CHAPTER V.
The two prisoners had no longer any secrets from each other. After glancing rapidly over the history of their several lives, they returned to the various incidents of each, and the emotions to which they had given rise. They sometimes spoke of Teresa; but at the very mention of her name, a vivid blush overspread the face of Charney, and the old man himself grew grave and sad. Any allusion to the absent angel was sure to be followed by an interval of mournful silence.
Their discourse usually turned upon the discussion of some point of morality; or comments upon the eccentricities of human nature. Girardi’s philosophy, mild and benevolent, invested the happiness of man in the love of his fellow-creatures; nor could Charney, though half converted to his opinions, understand by what means this spirit of tenderness and indulgence could survive the injuries which the philosopher had endured from mankind.
“Surely,” said he, “you must have bestowed your malediction on those who, after basely calumniating you, tore you from the bosom of domestic happiness—from the arms of—your daughter?”
“The offence of a few,” replied Girardi, “was not to subvert my principles of action towards the whole. Even those few, blinded by political fanaticism, fancied they were fulfilling a duty. Trust me, my young friend, it is indispensable to survey even the injuries we receive through a medium of pardon and pity. Which of us has not required forgiveness for faults? Which of us has not, in his turn, mistaken error for the truth? St. John bequeathed to us the blessed axiom that God is love!
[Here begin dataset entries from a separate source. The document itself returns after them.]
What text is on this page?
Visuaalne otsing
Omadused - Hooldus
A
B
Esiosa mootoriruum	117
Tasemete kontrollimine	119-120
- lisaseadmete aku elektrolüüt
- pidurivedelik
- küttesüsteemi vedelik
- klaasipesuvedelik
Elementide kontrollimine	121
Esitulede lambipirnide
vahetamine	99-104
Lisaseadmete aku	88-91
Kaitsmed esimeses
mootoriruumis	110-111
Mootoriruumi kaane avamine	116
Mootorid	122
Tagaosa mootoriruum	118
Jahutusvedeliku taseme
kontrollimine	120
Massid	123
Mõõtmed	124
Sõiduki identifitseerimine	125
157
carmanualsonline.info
True and beautiful proposition!—since by love alone the soul re-elevates itself to its celestial source, and finds courage for the endurance of misfortune! Had I entered into captivity with a particle of hatred in my soul against my fellow-creatures, I should have expired in my embittered loneliness. But Heaven be praised, I have never been the prey of a single painful reflection. The recollection of my good and faithful friends, whose hearts I knew were suffering with every suffering of my own, served to stimulate my affection towards mankind; and the only unlucky moment of my captivity was that in which I was debarred the sight of a fellow-creature.”
“How!” cried Charney, “were you ever subjected to such a deprivation?”
“At my first arrest,” resumed Girardi, “I was transported to a dungeon in the citadel of Turin, so framed as to render communication impossible even with my jailer. My food was conveyed to me by a turning box inserted in the wall; and during a whole month not the slightest sound interrupted the stillness of my solitude. It needs to have undergone all I then experienced, fully to comprehend the fallacy of that savage philosophy which denied society to be the natural condition of the human species. The wretch condemned to isolation from his kind is a wretch indeed! To hear no human voice—to meet no human eye—to be denied the pressure of a human hand—to find only cold and inanimate objects on which to rest one’s brow—one’s breast—one’s heart, is a privation to which the strongest might fall a victim! The month I thus endured weighed like years upon my nature; and when, every second day, I discerned the footsteps of my jailer in the corridor, coming to renew my provisions, the mere sound caused my heart to leap within me. While the box was turning round, I used to strain my eyes in hopes to catch, at the crevice, the slightest glimpse of his face, his hand, his very dress; and my disappointment drove me to despair. Could I have discerned a human face, even bearing the characters of cruelty or wickedness, I should have thought it full of beauty; and had the man extended his arms towards me in kindness, have blessed him for the concession! But the sight of a human face was denied me till the day of my translation to Fenestrella; and my only resource consisted in feeding the reptiles which shared my captivity, and in meditating upon my absent child!”